Route Claude Code through Ollama: Slash Costs 90%

This repo by Coherence Daddy provides a complete setup to route Claude Code terminal sessions through a local Ollama instance while keeping Claude Desktop on Anthropic's paid Pro tier. The result: a claimed ~90% reduction in Claude Code API costs.

How It Works

You run two engines side by side:

Claude Desktop (Anthropic) – used for strategy, architecture, code review, and tricky bugs.
Claude Code → Ollama – used for lints, refactors, repetitive edits, batch file ops, and grep-and-replace tasks. Runs on a free open-source model (Gemma, Qwen, DeepSeek, your choice).

Setup Process

The repo includes a self-contained HTML presentation (21 slides) with a copy-paste prompt that does ~98% of the setup automatically.

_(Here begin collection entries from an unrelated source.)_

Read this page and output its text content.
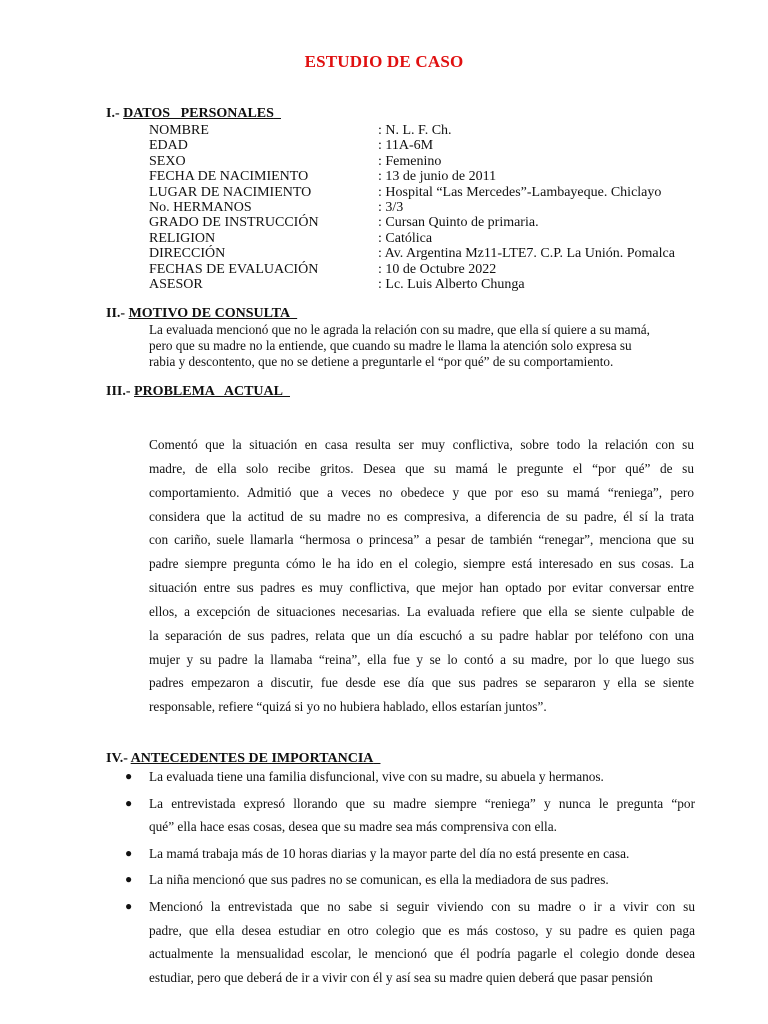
ESTUDIO DE CASO
I.- DATOS   PERSONALES
NOMBRE	: N. L. F. Ch.
EDAD	: 11A-6M
SEXO	: Femenino
FECHA DE NACIMIENTO	: 13 de junio de 2011
LUGAR DE NACIMIENTO	: Hospital “Las Mercedes”-Lambayeque. Chiclayo
No. HERMANOS	: 3/3
GRADO DE INSTRUCCIÓN	: Cursan Quinto de primaria.
RELIGION	: Católica
DIRECCIÓN	: Av. Argentina Mz11-LTE7. C.P. La Unión. Pomalca
FECHAS DE EVALUACIÓN	: 10 de Octubre 2022
ASESOR	: Lc. Luis Alberto Chunga
II.- MOTIVO DE CONSULTA
La evaluada mencionó que no le agrada la relación con su madre, que ella sí quiere a su mamá,
pero que su madre no la entiende, que cuando su madre le llama la atención solo expresa su
rabia y descontento, que no se detiene a preguntarle el “por qué” de su comportamiento.
III.- PROBLEMA   ACTUAL
Comentó que la situación en casa resulta ser muy conflictiva, sobre todo la relación con su
madre, de ella solo recibe gritos. Desea que su mamá le pregunte el “por qué” de su
comportamiento. Admitió que a veces no obedece y que por eso su mamá “reniega”, pero
considera que la actitud de su madre no es compresiva, a diferencia de su padre, él sí la trata
con cariño, suele llamarla “hermosa o princesa” a pesar de también “renegar”, menciona que su
padre siempre pregunta cómo le ha ido en el colegio, siempre está interesado en sus cosas. La
situación entre sus padres es muy conflictiva, que mejor han optado por evitar conversar entre
ellos, a excepción de situaciones necesarias. La evaluada refiere que ella se siente culpable de
la separación de sus padres, relata que un día escuchó a su padre hablar por teléfono con una
mujer y su padre la llamaba “reina”, ella fue y se lo contó a su madre, por lo que luego sus
padres empezaron a discutir, fue desde ese día que sus padres se separaron y ella se siente
responsable, refiere “quizá si yo no hubiera hablado, ellos estarían juntos”.
IV.- ANTECEDENTES DE IMPORTANCIA
● La evaluada tiene una familia disfuncional, vive con su madre, su abuela y hermanos.
● La entrevistada expresó llorando que su madre siempre “reniega” y nunca le pregunta “por
qué” ella hace esas cosas, desea que su madre sea más comprensiva con ella.
● La mamá trabaja más de 10 horas diarias y la mayor parte del día no está presente en casa.
● La niña mencionó que sus padres no se comunican, es ella la mediadora de sus padres.
● Mencionó la entrevistada que no sabe si seguir viviendo con su madre o ir a vivir con su
padre, que ella desea estudiar en otro colegio que es más costoso, y su padre es quien paga
actualmente la mensualidad escolar, le mencionó que él podría pagarle el colegio donde desea
estudiar, pero que deberá de ir a vivir con él y así sea su madre quien deberá que pasar pensión
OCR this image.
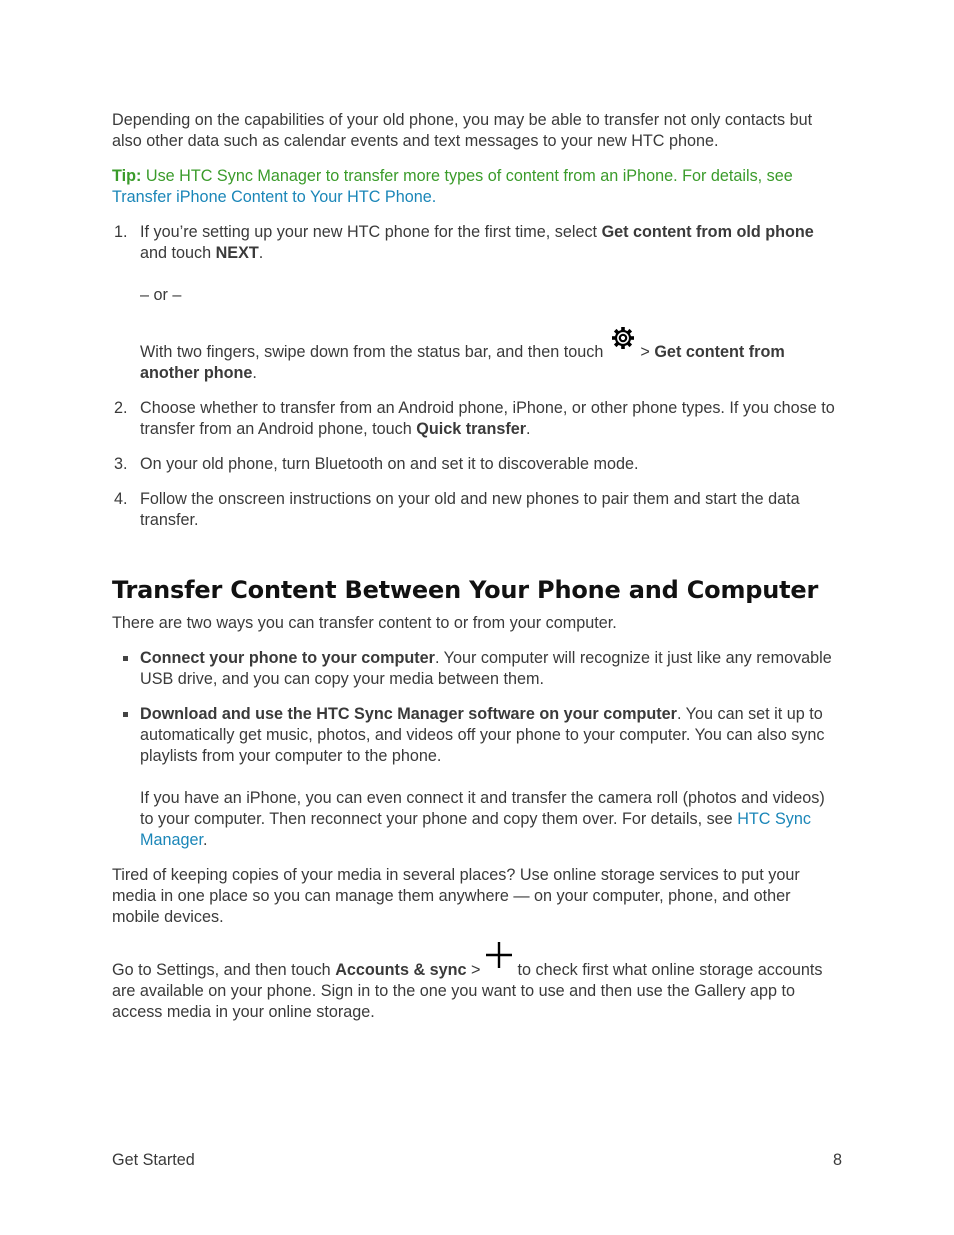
Depending on the capabilities of your old phone, you may be able to transfer not only contacts but also other data such as calendar events and text messages to your new HTC phone.

Tip: Use HTC Sync Manager to transfer more types of content from an iPhone. For details, see Transfer iPhone Content to Your HTC Phone.

1. If you’re setting up your new HTC phone for the first time, select Get content from old phone and touch NEXT.

– or –

With two fingers, swipe down from the status bar, and then touch  > Get content from another phone.

2. Choose whether to transfer from an Android phone, iPhone, or other phone types. If you chose to transfer from an Android phone, touch Quick transfer.

3. On your old phone, turn Bluetooth on and set it to discoverable mode.

4. Follow the onscreen instructions on your old and new phones to pair them and start the data transfer.

Transfer Content Between Your Phone and Computer

There are two ways you can transfer content to or from your computer.

Connect your phone to your computer. Your computer will recognize it just like any removable USB drive, and you can copy your media between them.

Download and use the HTC Sync Manager software on your computer. You can set it up to automatically get music, photos, and videos off your phone to your computer. You can also sync playlists from your computer to the phone.

If you have an iPhone, you can even connect it and transfer the camera roll (photos and videos) to your computer. Then reconnect your phone and copy them over. For details, see HTC Sync Manager.

Tired of keeping copies of your media in several places? Use online storage services to put your media in one place so you can manage them anywhere — on your computer, phone, and other mobile devices.

Go to Settings, and then touch Accounts & sync >  to check first what online storage accounts are available on your phone. Sign in to the one you want to use and then use the Gallery app to access media in your online storage.

Get Started	8
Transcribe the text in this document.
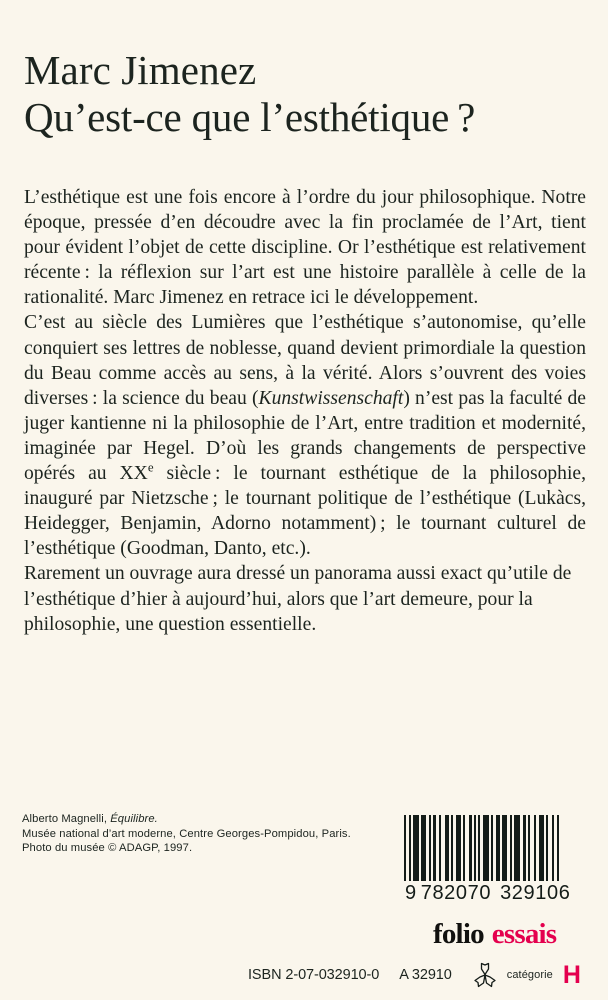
Marc Jimenez
Qu’est-ce que l’esthétique ?

L’esthétique est une fois encore à l’ordre du jour philosophique. Notre époque, pressée d’en découdre avec la fin proclamée de l’Art, tient pour évident l’objet de cette discipline. Or l’esthétique est relativement récente : la réflexion sur l’art est une histoire parallèle à celle de la rationalité. Marc Jimenez en retrace ici le développement.

C’est au siècle des Lumières que l’esthétique s’autonomise, qu’elle conquiert ses lettres de noblesse, quand devient primordiale la question du Beau comme accès au sens, à la vérité. Alors s’ouvrent des voies diverses : la science du beau (Kunstwissenschaft) n’est pas la faculté de juger kantienne ni la philosophie de l’Art, entre tradition et modernité, imaginée par Hegel. D’où les grands changements de perspective opérés au XXe siècle : le tournant esthétique de la philosophie, inauguré par Nietzsche ; le tournant politique de l’esthétique (Lukàcs, Heidegger, Benjamin, Adorno notamment) ; le tournant culturel de l’esthétique (Goodman, Danto, etc.).

Rarement un ouvrage aura dressé un panorama aussi exact qu’utile de l’esthétique d’hier à aujourd’hui, alors que l’art demeure, pour la philosophie, une question essentielle.

Alberto Magnelli, Équilibre.
Musée national d’art moderne, Centre Georges-Pompidou, Paris.
Photo du musée © ADAGP, 1997.
9 782070 329106
folio essais
ISBN 2-07-032910-0 A 32910	catégorie H
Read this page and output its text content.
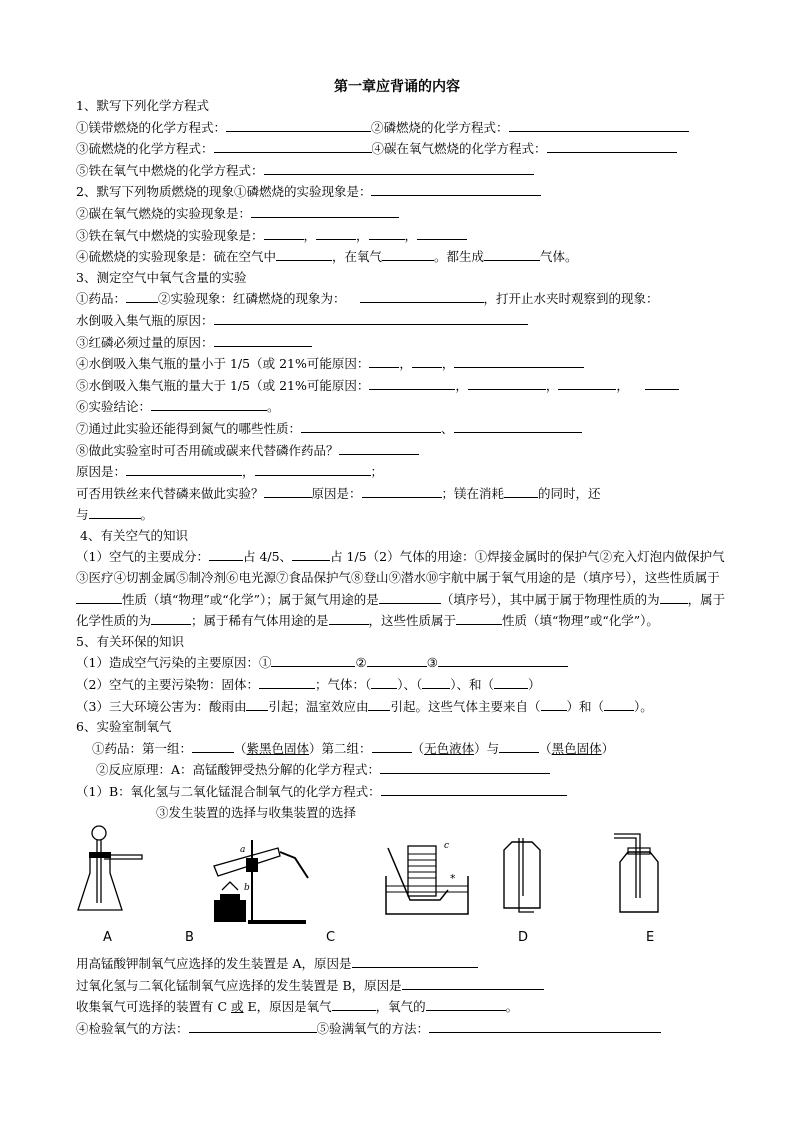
第一章应背诵的内容
1、默写下列化学方程式
①镁带燃烧的化学方程式：	②磷燃烧的化学方程式：
③硫燃烧的化学方程式：	④碳在氧气燃烧的化学方程式：
⑤铁在氧气中燃烧的化学方程式：
2、默写下列物质燃烧的现象①磷燃烧的实验现象是：
②碳在氧气燃烧的实验现象是：
③铁在氧气中燃烧的实验现象是：	，	，	，
④硫燃烧的实验现象是：硫在空气中	，在氧气	。都生成	气体。
3、测定空气中氧气含量的实验
①药品：	②实验现象：红磷燃烧的现象为：	，打开止水夹时观察到的现象：
水倒吸入集气瓶的原因：
③红磷必须过量的原因：
④水倒吸入集气瓶的量小于 1/5（或 21%可能原因： ， ，
⑤水倒吸入集气瓶的量大于 1/5（或 21%可能原因：	，	，	，
⑥实验结论：	。
⑦通过此实验还能得到氮气的哪些性质：	、
⑧做此实验室时可否用硫或碳来代替磷作药品？
原因是：	，	；
可否用铁丝来代替磷来做此实验？	原因是：	；镁在消耗	的同时，还
与	。
4、有关空气的知识
（1）空气的主要成分：	占 4/5、	占 1/5（2）气体的用途：①焊接金属时的保护气②充入灯泡内做保护气③医疗④切割金属⑤制冷剂⑥电光源⑦食品保护气⑧登山⑨潜水⑩宇航中属于氧气用途的是（填序号），这些性质属于性质（填“物理”或“化学”）；属于氮气用途的是	（填序号），其中属于属于物理性质的为 ，属于化学性质的为	；属于稀有气体用途的是	，这些性质属于	性质（填“物理”或“化学”）。
5、有关环保的知识
（1）造成空气污染的主要原因：①	②	③
（2）空气的主要污染物：固体：	；气体：（ ）、（ ）、和（	）
（3）三大环境公害为：酸雨由 引起；温室效应由 引起。这些气体主要来自（ ）和（ ）。
6、实验室制氧气
①药品：第一组：	（紫黑色固体）第二组：	（无色液体）与	（黑色固体）
②反应原理：A：高锰酸钾受热分解的化学方程式：
（1）B：氧化氢与二氧化锰混合制氧气的化学方程式：
③发生装置的选择与收集装置的选择
a
b
c
*
A	B	C	D	E
用高锰酸钾制氧气应选择的发生装置是 A，原因是
过氧化氢与二氧化锰制氧气应选择的发生装置是 B，原因是
收集氧气可选择的装置有 C 或 E，原因是氧气	，氧气的	。
④检验氧气的方法：	⑤验满氧气的方法：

It auto-detects your OS (macOS, Windows + WSL2, Linux), installs everything, configures the router, and verifies both engines at the end.

To run locally:

git clone https://github.com/Coherence-Daddy/use-ollama-to-enhance-claude.git
cd use-ollama-to-enhance-claude/presentation
open index.html  # macOS, or drag into browser

Or directly use the copy-paste prompt from prompts/copy-paste-prompt.md.

Repository Structure

prompts/copy-paste-prompt.md – the setup prompt.
presentation/index.html – full visual deck (no build step required).
Also hosted at coherencedaddy.com/tutorials/use-ollama-to-enhance-claude.

Why This Exists

Claude Pro on desktop is great for thinking and architecture, but Claude Code in the terminal burns through quota fast on context-heavy tasks. Routing those tasks through Ollama (local or cloud-hosted free models) keeps the same UX but at a fraction of the cost.